Many of us are coming to terms with the fact that it is no longer possible to meet the same living standards that we have both been set by our parent’s generation. This benchmark we subconsciously set for ourselves is engrained deep into our DNA and we are in danger of falling short of the mark. Residential accommodation is too expensive for the average millennial to consider buying, with average prices in developed world tier one cities reflecting over 10x the average family earnings.

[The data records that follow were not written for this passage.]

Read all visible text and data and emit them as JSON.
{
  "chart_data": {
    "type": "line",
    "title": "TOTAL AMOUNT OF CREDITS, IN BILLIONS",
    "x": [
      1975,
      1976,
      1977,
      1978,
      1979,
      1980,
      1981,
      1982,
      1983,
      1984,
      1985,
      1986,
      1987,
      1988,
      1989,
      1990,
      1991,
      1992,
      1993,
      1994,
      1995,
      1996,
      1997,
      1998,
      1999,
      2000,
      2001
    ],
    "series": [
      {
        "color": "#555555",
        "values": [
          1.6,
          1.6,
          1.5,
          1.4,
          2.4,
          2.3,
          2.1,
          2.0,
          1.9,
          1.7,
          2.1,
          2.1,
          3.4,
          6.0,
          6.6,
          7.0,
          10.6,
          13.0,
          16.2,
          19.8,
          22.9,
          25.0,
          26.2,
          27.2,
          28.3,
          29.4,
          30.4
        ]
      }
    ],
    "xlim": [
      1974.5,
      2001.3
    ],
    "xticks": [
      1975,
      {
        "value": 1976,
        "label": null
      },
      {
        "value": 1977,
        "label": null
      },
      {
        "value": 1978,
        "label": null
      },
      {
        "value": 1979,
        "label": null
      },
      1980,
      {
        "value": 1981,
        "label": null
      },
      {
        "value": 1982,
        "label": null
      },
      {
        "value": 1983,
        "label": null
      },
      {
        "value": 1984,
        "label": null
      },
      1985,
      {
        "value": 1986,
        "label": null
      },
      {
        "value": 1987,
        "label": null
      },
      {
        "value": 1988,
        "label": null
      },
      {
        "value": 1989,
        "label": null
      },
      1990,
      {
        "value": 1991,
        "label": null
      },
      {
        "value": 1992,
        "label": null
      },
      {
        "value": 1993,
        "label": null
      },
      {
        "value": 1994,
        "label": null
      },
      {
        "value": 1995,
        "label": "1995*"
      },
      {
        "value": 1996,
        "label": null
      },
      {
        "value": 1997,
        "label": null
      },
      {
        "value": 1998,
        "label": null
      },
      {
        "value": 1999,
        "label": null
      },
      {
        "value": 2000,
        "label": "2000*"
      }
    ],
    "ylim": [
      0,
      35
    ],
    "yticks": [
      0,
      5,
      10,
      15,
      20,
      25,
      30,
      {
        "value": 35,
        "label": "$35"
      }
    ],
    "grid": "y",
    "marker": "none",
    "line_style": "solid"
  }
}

However, this is the experience economy, and instant gratification is something that comes naturally to this generation. As a result, instead of changing our standard of living, we rent, that which we both can’t afford, nor really want to live in, but accept that this is our fate and embrace it nevertheless. We consequently adapt our living patterns- why spend time at home in a small cramped environment when you can spend time out. Are we choosing to live this way because we want to be out, experiencing life, or because we are forced to do so because home is so unbearable we can hardly stand to stay in it more than to sleep and eat breakfast (if you’re lucky).
That is not to say that there aren’t numerable benefits to the way in which we now live. A millennials apartment block in 2016 has all the benefits and functionality of a hotel. Access to cinema rooms, yoga studios and sky lounges are benefits that were once limited to the elites of yesteryear, or for special occasions when you went on holiday once or twice a year. Now we get to live this life daily. A roman emperor or British Monarch could only dream of such an existence.
This coupled with the fact that we now, more than ever, dictate our own schedules and are progressively more globalised means that liberating ourselves from a cumbersome and fiscally draining 3-4 bed house in the suburbs is seen as a positive choice. When others can pander to your every need- from cooking for you, to washing your clothes to keeping you fit- why would we want to waste time and resource preserving this notion of ‘home’ as a necessary evil of the middle class when we can create a world that is conveniently orientated around our every need every moment of the day. Time will only tell whether this sociodemographic shift will have a negative impact on general happiness and well-being of Millennials. I for one will enjoy the journey.